Personal information
- Date of birth: December 31, 1977 (age 48)
- Place of birth: Tacoma, Washington, U.S.
- Height: 5 ft 10 in (1.78 m)
- Positions: Midfielder; defender;

Youth career
- 1996–1999: Portland Pilots

Senior career*
- Years: Team / Apps / (Gls)
- 1999: Willamette Valley Firebirds
- 2000: Minnesota Thunder / 28 / (4)
- 2001–2005: Portland Timbers / 127 / (0)
- Total:  / 155 / (4)

International career
- 1999: US U-23 / 10 / (0)

= Brian Winters (soccer) =

American soccer player

Brian Winters is an American former soccer player who played professionally in the USL A-League

==Education==
Winters graduated from Bellarmine Preparatory School. He attended the University of Portland from 1996 to 1999.

==Club==
He attended the University of Portland, playing on the men's soccer team from 1996 to 1999. In the summer of 1999, he also played for the Willamette Valley Firebirds of the USL Premier Development League. In February 2000, the Columbus Crew selected Winters in the third round (33rd overall) of the 2000 MLS SuperDraft. The Crew released him during the pre-season and Winters signed with the Minnesota Thunder of the USL A-League.

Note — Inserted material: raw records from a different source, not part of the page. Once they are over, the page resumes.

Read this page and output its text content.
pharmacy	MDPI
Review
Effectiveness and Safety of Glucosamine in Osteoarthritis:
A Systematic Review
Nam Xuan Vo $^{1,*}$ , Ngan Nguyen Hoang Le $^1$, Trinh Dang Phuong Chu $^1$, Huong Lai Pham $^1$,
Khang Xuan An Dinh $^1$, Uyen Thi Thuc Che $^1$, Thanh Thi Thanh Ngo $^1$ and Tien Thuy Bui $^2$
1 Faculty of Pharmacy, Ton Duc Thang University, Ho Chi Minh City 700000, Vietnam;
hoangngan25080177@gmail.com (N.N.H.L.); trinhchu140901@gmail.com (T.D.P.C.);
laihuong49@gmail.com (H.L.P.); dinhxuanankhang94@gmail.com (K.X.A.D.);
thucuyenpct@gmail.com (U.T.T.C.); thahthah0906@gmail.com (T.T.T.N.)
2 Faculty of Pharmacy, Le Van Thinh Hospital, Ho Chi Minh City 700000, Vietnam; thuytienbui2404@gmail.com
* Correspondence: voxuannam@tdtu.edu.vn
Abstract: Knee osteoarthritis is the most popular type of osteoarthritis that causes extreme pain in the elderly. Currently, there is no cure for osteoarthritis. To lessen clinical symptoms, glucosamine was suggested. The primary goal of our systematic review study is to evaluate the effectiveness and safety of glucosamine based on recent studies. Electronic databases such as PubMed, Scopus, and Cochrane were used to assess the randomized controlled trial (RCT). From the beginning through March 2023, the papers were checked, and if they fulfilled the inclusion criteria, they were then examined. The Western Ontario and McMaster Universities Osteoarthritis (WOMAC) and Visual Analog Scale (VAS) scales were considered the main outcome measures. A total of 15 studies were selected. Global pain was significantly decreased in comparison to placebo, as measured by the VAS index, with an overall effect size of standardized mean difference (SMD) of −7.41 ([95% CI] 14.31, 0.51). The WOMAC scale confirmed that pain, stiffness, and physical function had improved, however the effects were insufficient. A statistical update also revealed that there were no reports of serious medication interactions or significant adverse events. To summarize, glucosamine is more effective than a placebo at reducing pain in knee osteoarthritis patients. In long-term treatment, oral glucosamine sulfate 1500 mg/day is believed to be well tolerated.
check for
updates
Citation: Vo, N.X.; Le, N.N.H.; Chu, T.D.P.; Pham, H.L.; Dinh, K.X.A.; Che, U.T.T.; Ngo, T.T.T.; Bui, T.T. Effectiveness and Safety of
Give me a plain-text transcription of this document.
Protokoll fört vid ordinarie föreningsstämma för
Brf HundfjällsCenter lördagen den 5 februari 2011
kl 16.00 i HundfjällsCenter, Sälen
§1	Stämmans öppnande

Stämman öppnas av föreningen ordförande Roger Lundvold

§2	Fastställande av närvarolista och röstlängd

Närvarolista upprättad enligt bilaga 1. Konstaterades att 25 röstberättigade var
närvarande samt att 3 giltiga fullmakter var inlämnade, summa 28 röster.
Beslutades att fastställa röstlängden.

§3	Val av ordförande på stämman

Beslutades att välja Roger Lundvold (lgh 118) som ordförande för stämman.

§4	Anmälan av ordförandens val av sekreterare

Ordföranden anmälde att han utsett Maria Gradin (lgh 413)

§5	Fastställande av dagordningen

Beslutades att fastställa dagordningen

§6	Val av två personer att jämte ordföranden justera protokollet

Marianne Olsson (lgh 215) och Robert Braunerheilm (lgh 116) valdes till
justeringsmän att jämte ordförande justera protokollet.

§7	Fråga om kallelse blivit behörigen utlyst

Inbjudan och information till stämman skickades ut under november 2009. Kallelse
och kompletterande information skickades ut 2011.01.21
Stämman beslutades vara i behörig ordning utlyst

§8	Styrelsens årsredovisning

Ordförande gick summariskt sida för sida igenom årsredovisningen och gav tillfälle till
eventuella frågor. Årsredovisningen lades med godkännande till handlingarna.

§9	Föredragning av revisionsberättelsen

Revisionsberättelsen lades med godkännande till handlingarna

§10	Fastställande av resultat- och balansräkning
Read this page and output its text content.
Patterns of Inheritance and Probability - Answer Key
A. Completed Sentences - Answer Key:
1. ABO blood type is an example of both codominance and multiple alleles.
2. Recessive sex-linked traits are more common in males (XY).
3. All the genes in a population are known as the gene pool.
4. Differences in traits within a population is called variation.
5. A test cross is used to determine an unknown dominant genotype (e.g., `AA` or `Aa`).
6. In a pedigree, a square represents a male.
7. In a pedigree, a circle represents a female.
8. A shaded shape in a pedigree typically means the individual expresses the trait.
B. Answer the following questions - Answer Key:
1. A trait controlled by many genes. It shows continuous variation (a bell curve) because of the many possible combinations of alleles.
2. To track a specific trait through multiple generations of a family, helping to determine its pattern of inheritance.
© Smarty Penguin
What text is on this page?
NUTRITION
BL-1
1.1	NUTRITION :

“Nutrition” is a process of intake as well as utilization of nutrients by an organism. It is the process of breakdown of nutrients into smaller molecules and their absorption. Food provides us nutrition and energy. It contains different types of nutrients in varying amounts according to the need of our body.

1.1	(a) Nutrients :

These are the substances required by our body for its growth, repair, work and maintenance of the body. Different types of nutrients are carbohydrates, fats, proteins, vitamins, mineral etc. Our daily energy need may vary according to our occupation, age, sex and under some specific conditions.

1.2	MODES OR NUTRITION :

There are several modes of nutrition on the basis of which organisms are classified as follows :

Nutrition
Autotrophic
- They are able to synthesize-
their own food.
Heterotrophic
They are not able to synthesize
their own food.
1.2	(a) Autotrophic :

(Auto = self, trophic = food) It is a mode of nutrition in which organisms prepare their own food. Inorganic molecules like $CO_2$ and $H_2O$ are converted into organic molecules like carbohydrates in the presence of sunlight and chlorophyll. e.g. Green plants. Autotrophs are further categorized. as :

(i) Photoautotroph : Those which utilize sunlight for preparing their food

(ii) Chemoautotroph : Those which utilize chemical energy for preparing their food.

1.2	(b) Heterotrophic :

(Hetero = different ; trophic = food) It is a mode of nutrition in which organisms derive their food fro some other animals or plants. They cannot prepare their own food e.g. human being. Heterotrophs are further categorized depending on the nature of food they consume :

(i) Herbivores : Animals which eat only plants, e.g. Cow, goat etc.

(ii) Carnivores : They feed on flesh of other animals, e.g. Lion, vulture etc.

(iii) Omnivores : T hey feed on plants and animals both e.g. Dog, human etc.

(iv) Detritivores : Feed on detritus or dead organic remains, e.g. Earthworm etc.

In 2001, he returned to Portland when he joined the Portland Timbers, playing for them until 2005.

==International==
In 1999, Winters earned ten caps with the United States men's national under-23 soccer team as they took third at the 1999 Pan American Games.

==Post-Soccer Career==
Winters graduated from Oregon Health Sciences University School of Medicine in 2011. He completed his Urology residency at the University of Washington School of Medicine in 2012–2018.